O exame identifica arritmias como causa de palpitação, uma das principais queixas pós-Covid-19, ou mesmo nos assintomáticos, em casos específicos em que haja suspeita de lesão miocárdica e sequelas. A presença de arritmias configura um dos critérios de avaliação prognóstica e de elegibilidade para o retorno à prática esportiva em pacientes com diagnóstico de miocardite.

Ecocardiograma transtorácico

Antes da prática de exercícios, o ecocardiograma pode ser necessário para esclarecer a fadiga e o cansaço, assim como sinais indicativos de lesão miocárdica ou miocardite, como dispneia, ortopneia, pressão elevada na jugular, edema periférico, crepitação inspiratória e ritmo de galope ou novos murmúrios. Se houver a possibilidade de comparação com teste prévio, qualquer nova alteração deve ser considerada anormal. Entretanto, ainda que um exame anterior não esteja disponível, alterações na contratilidade global ou segmentar do ventrículo esquerdo ou direito (fração de ejeção ≤50% ou Tapse ≤17 mm), dilatação de câmaras cardíacas, presença de trombos cavitários e derrame pericárdico podem estar relacionados com miopericardite. Além do ecocardiograma convencional, a avaliação cardíaca por meio de novas tecnologias oferecidas pelo método, como o strain bidimensional longitudinal, possibilita o estudo da contratilidade miocárdica de modo objetivo, quantitativo e precoce.

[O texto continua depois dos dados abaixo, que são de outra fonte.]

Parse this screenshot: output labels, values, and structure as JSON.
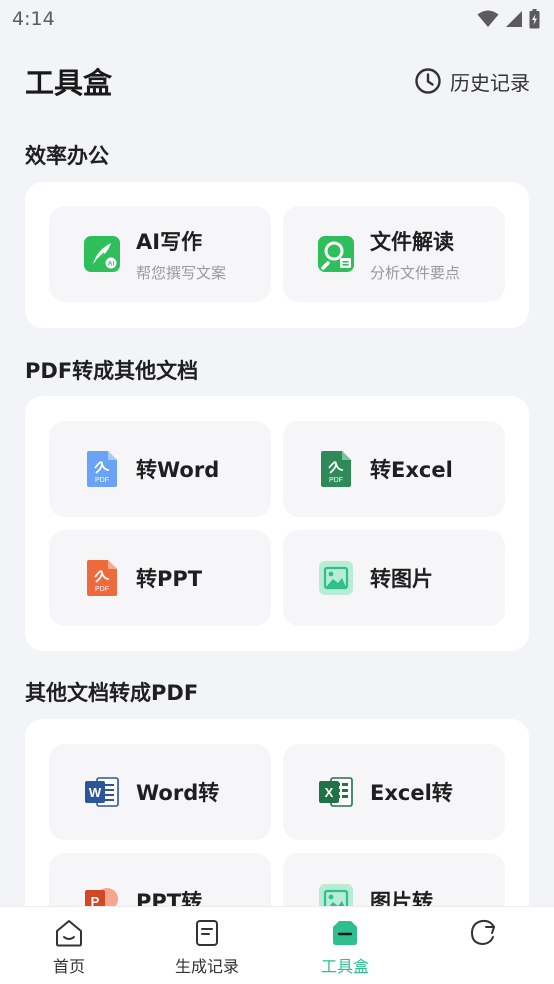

Ressonância magnética do coração

De acordo com a AHA/ACC, em atletas com sintomas moderados a graves ou que não se resolveram, é necessária uma extensa estratificação de risco cardiovascular, incluindo ECG, biomarcadores e ecocardiograma. Se o teste for normal, os atletas podem retornar ao treinamento gradualmente com supervisão de treinadores esportivos, enquanto o teste anormal ou o desenvolvimento de novos sintomas cardiovasculares justificam a repetição de biomarcadores e a realização da ressonância magnética do coração (RMC). Alguns autores, por outro lado, recomendam que todos os atletas de elite passem por um estudo de RMC antes de retornar às atividades físicas competitivas.